For that platform the Python site may offer a version of binary Python
bundled with the MingGW (and Cython too, maybe), like ShedSkin does.

Bye,
bearophile
 
A

Aahz

On most platforms -with a notable exception- there is a C compiler
available as a standard tool, which is used to compile Python itself.
distutils can easily compile and install C extensions itself, so most of
the time "python setup.py install" is the only thing users have to
execute, exactly the same as if the package were pure Python. With
setuptools, things may be even easier.

What about Jython, PyPy, and IronPython?
 
G

Gabriel Genellina

What about Jython, PyPy, and IronPython?

What about them?
Do you mean that there should be a Python implementation for each and
every imaginable module over there, so it can be used with all of those
Python variants? Restricted of course to their minimum common feature set?
 
A

Aahz

What about them?
Do you mean that there should be a Python implementation for each and
every imaginable module over there, so it can be used with all of those
Python variants? Restricted of course to their minimum common feature set?

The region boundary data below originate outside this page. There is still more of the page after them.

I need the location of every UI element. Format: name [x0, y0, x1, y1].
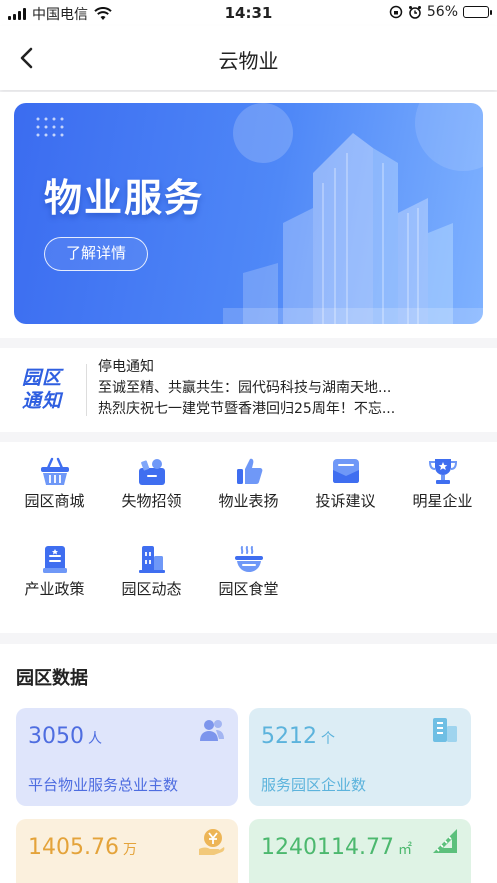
stat-card-owners[interactable]: 3050 人 平台物业服务总业主数 — [16, 708, 238, 806]
notice-item[interactable]: 停电通知 — [98, 357, 488, 378]
ruler-icon — [433, 829, 457, 853]
battery-icon — [463, 6, 492, 18]
stat-value: 1405.76 — [28, 835, 119, 860]
basket-icon — [40, 457, 69, 485]
stat-value: 3050 — [28, 724, 84, 749]
stat-unit: ㎡ — [397, 842, 412, 858]
banner-section: 物业服务 了解详情 — [0, 92, 497, 338]
banner-details-button[interactable]: 了解详情 — [44, 237, 148, 271]
menu-item-label: 园区动态 — [121, 580, 182, 598]
alarm-icon — [408, 6, 421, 19]
service-menu: 园区商城 失物招领 物业表扬 投诉建议 明星企业 产业政策 园区动态 园区食堂 — [0, 442, 497, 633]
stat-unit: 万 — [122, 842, 137, 858]
park-data-section: 园区数据 3050 人 平台物业服务总业主数 5212 个 服务园区企业数 1405… — [0, 644, 497, 883]
stat-value: 5212 — [261, 724, 317, 749]
lost-found-icon — [138, 459, 165, 485]
bowl-icon — [234, 546, 263, 572]
city-buildings-illustration — [223, 103, 483, 324]
menu-item-policy[interactable]: 产业政策 — [6, 544, 103, 599]
stat-label: 服务园区企业数 — [261, 776, 367, 794]
menu-item-star-company[interactable]: 明星企业 — [394, 456, 491, 511]
menu-item-lost-found[interactable]: 失物招领 — [103, 456, 200, 511]
dot-pattern — [36, 117, 64, 137]
building-icon — [433, 718, 457, 742]
menu-item-label: 产业政策 — [24, 580, 85, 598]
notice-logo-line2: 通知 — [22, 390, 63, 412]
page-title: 云物业 — [218, 49, 279, 73]
menu-item-label: 物业表扬 — [218, 492, 279, 510]
stat-unit: 人 — [88, 731, 102, 747]
thumbs-up-icon — [236, 458, 262, 484]
menu-item-canteen[interactable]: 园区食堂 — [200, 544, 297, 599]
banner[interactable]: 物业服务 了解详情 — [14, 103, 483, 324]
menu-item-mall[interactable]: 园区商城 — [6, 456, 103, 511]
park-notice[interactable]: 园区 通知 停电通知 至诚至精、共赢共生：园代码科技与湖南天地... 热烈庆祝七… — [0, 348, 497, 432]
notice-item[interactable]: 至诚至精、共赢共生：园代码科技与湖南天地... — [98, 378, 488, 399]
stat-label: 平台物业服务总业主数 — [28, 776, 179, 794]
menu-item-label: 园区商城 — [24, 492, 85, 510]
menu-item-label: 明星企业 — [412, 492, 473, 510]
battery-percent: 56% — [426, 4, 458, 20]
menu-item-news[interactable]: 园区动态 — [103, 544, 200, 599]
menu-item-label: 失物招领 — [121, 492, 182, 510]
trophy-icon — [428, 459, 457, 484]
menu-item-label: 园区食堂 — [218, 580, 279, 598]
stat-value: 1240114.77 — [261, 835, 394, 860]
notice-logo-line1: 园区 — [22, 367, 63, 389]
section-title: 园区数据 — [16, 668, 88, 689]
stat-card-amount[interactable]: 1405.76 万 — [16, 819, 238, 883]
status-bar: 中国电信 14:31 56% — [0, 0, 497, 26]
users-icon — [200, 720, 224, 741]
document-icon — [42, 546, 67, 573]
stat-card-companies[interactable]: 5212 个 服务园区企业数 — [249, 708, 471, 806]
buildings-icon — [138, 546, 165, 573]
notice-item[interactable]: 热烈庆祝七一建党节暨香港回归25周年！不忘... — [98, 399, 488, 420]
notice-divider — [86, 364, 87, 416]
menu-item-praise[interactable]: 物业表扬 — [200, 456, 297, 511]
stat-card-area[interactable]: 1240114.77 ㎡ — [249, 819, 471, 883]
banner-title: 物业服务 — [44, 176, 205, 220]
orientation-lock-icon — [389, 5, 403, 19]
nav-bar: 云物业 — [0, 26, 497, 90]
stat-unit: 个 — [321, 731, 335, 747]
yuan-hand-icon — [199, 829, 225, 855]
menu-item-label: 投诉建议 — [315, 492, 376, 510]
menu-item-complaint[interactable]: 投诉建议 — [297, 456, 394, 511]
mail-icon — [332, 459, 359, 483]
park-notice-logo: 园区 通知 — [22, 367, 76, 413]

<shrug> Is there some reason you're using exaggerated language? My only
point is that simply saying "C compiler! C compiler!" ignores the fact
that Python itself is multi-platform (and makes you look foolish);
whether any given module should be written in pure Python needs to be
decided on a case-by-case basis.
 
P

Paul Rubin

<shrug> Is there some reason you're using exaggerated language? My only
point is that simply saying "C compiler! C compiler!" ignores the fact
that Python itself is multi-platform (and makes you look foolish);
whether any given module should be written in pure Python needs to be
decided on a case-by-case basis.

Certainly one of salsa20's main design features is that it's supposed
to be faster than AES-CTR. Therefore any implementation other than a
native C implementation is basically a compatibility fallback.
However, it's likely that there's already a JNI wrapper for it that
should(?) make it useable with jython. I don't know the .net
situation but I'd hope it's similar. And someone says there's already
a ctypes wrapper.

Overall, though, I just don't see a need for this, it's far more
important to have AES and DES available since those are standard
crypto algorithms, even if pure python implementations are inherently
slow. If something nonstandard is desired for speed, SHA-OFB seems
to work pretty well.
 
A

Aahz

Certainly one of salsa20's main design features is that it's supposed
to be faster than AES-CTR. Therefore any implementation other than a
native C implementation is basically a compatibility fallback.

....or a teaching tool, because code is easier to read in Python.
 
G

Gabriel Genellina

<shrug> Is there some reason you're using exaggerated language? My only
point is that simply saying "C compiler! C compiler!" ignores the fact
that Python itself is multi-platform (and makes you look foolish);
whether any given module should be written in pure Python needs to be
decided on a case-by-case basis.

And that's exactly what I said, I don't see the need for a pure Python
implementation of salsa20 based solely on "you need to compile [the C
source] on every platform" (cf. quoted text above). That's all, and I
don't want to argue with you or anyone about this.